Electricity consumers across the Philippines will remain protected from disconnection until October, giving households and businesses more time to settle unpaid bills during the national energy emergency.
The Energy Regulatory Commission ordered distribution utilities in Luzon, Visayas, and Mindanao to suspend power cutoffs for unpaid bills covering August to October 2026. The protection applies to residential and non-residential consumers within the utilities’ captive markets.
Under the advisory, distribution utilities “shall suspend electricity service disconnections of residential and non-residential consumers in their captive markets for non-payment of electricity bills covering the period August 2026 to October 2026.”
Consumers will not immediately lose electricity for failing to pay bills incurred during the three-month period. The charges remain collectible, and the ERC urged customers who can pay on time to continue doing so.
Consumers using no more than 200 kilowatt-hours a month may defer covered bills and settle each amount over at least three months from receipt.
The balance will appear in succeeding billing statements. Distribution utilities must also provide “staggered or deferred payment schemes to ease the financial burden on consumers.”
The measures implement Executive Order No. 110, issued by President Bongbong Marcos on March 24, 2026. It declared a State of National Energy Emergency as conflict involving the United States, Israel, and Iran posed an “imminent threat to the availability and stability of the country’s energy supply.”

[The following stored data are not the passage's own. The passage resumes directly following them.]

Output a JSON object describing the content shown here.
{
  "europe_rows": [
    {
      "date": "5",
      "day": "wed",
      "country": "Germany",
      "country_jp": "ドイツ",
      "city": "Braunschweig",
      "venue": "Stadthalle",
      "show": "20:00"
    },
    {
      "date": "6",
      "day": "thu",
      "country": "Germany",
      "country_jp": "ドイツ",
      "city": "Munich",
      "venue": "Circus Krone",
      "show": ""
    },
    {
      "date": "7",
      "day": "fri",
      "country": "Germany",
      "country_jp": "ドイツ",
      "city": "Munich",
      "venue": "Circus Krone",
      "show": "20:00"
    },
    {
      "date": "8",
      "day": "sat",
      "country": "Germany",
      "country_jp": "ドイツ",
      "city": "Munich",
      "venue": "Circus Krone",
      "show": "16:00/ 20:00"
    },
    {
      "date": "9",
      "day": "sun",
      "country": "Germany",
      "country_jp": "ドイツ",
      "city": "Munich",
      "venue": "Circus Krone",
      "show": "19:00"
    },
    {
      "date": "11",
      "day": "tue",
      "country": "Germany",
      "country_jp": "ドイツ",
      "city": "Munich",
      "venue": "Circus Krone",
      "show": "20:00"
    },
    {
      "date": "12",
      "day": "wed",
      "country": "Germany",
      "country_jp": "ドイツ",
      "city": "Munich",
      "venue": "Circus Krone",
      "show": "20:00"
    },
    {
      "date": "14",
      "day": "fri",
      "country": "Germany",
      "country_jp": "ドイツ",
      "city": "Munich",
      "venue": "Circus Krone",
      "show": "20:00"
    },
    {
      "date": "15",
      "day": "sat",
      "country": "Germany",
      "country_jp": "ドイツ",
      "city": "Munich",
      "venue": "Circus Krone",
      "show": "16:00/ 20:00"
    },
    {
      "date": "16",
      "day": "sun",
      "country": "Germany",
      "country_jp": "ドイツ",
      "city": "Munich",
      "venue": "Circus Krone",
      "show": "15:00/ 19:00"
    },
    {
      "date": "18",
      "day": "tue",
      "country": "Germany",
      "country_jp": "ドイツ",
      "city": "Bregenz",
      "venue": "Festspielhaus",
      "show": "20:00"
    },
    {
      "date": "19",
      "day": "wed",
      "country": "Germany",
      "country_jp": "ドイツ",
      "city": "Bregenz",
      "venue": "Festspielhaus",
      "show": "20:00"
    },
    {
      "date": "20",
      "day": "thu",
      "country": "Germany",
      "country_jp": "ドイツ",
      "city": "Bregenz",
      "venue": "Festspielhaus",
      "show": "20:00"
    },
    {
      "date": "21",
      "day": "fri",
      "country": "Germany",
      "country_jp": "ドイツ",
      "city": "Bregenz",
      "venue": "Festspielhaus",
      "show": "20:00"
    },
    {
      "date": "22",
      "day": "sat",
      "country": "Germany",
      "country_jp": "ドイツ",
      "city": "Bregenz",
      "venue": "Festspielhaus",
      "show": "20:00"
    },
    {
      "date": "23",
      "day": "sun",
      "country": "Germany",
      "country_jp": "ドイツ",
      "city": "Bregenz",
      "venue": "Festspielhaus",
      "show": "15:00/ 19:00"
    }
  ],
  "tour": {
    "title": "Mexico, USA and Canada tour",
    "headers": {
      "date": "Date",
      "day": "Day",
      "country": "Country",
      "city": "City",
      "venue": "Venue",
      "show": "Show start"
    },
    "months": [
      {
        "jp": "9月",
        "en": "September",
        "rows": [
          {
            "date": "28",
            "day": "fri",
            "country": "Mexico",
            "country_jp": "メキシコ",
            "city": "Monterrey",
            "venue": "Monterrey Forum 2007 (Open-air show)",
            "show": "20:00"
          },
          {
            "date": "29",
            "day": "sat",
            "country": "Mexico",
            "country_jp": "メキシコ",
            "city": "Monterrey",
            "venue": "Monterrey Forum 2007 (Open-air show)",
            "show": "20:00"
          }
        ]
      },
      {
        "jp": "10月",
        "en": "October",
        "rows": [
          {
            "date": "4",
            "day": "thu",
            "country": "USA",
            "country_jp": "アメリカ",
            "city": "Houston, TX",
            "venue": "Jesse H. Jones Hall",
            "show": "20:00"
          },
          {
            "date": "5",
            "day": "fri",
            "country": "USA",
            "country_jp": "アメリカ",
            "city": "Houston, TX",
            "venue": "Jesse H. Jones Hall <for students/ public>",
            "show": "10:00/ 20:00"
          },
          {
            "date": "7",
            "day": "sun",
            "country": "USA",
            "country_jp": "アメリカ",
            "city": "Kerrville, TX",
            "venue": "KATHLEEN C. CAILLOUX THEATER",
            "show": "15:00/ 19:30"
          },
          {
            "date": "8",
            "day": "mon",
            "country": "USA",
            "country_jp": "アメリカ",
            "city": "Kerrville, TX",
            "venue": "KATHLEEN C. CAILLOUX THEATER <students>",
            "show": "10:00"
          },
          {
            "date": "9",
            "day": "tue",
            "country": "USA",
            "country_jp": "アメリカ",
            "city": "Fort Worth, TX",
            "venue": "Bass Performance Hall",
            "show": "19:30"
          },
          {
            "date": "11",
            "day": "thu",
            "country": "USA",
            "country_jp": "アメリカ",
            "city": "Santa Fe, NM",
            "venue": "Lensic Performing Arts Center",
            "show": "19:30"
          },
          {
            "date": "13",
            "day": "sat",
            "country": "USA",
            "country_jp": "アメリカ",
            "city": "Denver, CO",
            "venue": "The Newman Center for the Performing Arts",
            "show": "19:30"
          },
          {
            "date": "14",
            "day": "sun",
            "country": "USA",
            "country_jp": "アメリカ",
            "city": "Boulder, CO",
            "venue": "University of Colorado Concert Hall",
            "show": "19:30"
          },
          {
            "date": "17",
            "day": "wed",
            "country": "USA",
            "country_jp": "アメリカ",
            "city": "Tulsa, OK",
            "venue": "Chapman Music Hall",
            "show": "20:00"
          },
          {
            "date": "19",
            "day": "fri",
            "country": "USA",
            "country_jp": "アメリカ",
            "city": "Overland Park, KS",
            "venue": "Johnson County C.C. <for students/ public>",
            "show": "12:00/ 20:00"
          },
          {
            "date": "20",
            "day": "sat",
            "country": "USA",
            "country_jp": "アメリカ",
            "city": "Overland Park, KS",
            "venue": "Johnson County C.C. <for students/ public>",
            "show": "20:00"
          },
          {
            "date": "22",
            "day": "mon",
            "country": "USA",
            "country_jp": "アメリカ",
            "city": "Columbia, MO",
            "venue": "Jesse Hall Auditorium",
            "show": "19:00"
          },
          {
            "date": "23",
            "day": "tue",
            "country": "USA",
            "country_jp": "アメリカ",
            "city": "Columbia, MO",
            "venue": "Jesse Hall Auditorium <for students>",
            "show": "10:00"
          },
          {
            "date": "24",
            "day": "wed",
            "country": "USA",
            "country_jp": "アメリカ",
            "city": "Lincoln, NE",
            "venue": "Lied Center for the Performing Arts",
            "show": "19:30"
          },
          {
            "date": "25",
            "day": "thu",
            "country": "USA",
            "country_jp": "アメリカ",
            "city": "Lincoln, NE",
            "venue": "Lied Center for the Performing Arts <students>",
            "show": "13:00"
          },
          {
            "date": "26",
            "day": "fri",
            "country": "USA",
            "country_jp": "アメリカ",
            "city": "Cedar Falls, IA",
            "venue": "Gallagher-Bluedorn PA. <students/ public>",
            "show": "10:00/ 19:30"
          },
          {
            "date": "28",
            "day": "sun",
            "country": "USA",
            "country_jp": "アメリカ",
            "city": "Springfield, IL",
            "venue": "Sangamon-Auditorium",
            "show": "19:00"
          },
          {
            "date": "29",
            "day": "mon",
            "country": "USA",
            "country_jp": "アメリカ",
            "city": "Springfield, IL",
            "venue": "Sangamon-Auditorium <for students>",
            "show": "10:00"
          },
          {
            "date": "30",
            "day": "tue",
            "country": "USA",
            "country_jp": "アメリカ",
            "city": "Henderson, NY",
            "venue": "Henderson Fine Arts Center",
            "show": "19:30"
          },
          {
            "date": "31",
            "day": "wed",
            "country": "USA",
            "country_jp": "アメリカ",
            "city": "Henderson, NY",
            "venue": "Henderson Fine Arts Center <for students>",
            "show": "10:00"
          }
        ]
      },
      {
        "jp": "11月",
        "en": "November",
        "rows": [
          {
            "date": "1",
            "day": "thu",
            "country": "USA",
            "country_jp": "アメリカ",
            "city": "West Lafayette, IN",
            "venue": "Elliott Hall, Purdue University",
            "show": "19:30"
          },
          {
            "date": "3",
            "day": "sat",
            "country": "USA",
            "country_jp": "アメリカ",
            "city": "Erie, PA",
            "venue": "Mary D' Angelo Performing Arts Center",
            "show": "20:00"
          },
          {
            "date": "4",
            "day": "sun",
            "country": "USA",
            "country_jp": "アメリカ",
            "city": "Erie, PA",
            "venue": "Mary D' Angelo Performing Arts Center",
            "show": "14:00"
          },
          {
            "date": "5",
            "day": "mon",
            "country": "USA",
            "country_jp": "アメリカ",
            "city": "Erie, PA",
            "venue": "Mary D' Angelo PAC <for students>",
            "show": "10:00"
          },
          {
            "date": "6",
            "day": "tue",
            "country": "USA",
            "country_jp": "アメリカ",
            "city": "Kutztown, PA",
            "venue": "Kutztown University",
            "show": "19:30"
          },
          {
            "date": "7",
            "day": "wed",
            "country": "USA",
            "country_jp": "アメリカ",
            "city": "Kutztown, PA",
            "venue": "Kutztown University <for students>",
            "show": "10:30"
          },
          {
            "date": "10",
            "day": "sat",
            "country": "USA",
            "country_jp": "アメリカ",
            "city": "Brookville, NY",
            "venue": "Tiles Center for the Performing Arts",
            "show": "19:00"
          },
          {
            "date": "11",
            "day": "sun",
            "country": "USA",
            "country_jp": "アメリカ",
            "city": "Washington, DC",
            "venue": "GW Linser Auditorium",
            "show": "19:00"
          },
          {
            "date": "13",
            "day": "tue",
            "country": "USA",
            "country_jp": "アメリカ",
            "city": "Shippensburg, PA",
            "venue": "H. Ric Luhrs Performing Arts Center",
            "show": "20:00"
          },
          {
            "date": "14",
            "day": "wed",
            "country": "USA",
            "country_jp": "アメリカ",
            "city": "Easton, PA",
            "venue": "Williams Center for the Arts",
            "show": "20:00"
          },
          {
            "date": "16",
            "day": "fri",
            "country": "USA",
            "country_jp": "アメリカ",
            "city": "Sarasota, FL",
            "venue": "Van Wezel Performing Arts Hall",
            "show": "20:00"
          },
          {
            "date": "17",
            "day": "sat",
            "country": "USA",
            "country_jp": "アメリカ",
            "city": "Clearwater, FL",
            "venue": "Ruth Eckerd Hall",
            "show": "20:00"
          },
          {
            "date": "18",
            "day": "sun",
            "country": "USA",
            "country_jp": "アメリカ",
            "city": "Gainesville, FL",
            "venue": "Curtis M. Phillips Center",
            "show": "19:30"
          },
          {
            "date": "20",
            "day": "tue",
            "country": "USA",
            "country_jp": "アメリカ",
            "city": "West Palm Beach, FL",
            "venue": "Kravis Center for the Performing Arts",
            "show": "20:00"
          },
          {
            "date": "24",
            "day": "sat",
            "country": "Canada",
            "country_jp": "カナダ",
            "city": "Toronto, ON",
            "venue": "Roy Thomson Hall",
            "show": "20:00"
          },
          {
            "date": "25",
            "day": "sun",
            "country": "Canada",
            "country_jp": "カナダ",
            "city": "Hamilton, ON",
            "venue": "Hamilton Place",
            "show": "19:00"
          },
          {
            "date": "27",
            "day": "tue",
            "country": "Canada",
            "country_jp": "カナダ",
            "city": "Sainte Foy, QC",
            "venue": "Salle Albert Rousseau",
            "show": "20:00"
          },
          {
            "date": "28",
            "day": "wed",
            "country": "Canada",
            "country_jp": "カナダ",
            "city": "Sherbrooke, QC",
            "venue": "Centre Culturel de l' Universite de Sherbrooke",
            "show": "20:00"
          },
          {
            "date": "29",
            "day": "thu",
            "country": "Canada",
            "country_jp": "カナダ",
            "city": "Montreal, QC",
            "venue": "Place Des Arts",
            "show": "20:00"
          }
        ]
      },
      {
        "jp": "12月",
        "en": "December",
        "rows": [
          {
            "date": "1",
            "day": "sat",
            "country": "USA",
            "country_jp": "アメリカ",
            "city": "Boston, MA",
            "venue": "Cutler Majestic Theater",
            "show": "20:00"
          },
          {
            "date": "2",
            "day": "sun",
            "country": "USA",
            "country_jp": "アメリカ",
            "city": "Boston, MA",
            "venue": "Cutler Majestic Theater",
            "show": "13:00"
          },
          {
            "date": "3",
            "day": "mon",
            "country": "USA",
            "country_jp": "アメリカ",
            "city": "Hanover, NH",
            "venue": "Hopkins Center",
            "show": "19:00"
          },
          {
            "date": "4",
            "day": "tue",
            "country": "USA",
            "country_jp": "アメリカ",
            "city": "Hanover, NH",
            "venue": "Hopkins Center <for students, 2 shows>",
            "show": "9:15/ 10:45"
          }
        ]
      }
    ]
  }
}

The ERC earlier suspended disconnections for bills covering May through July 2026. The latest extension carries the protection through October as the emergency pressures household and business finances.
Generation companies, PSALM, NPC, TRANSCO, NGCP, independent power producers, their administrators, and the market operator must extend deferred terms to distribution utilities.
Utilities must segregate collections to determine amounts owed to power suppliers, which may also be settled over at least three months. Distribution utilities must submit compliance reports to the ERC by October 30, 2026.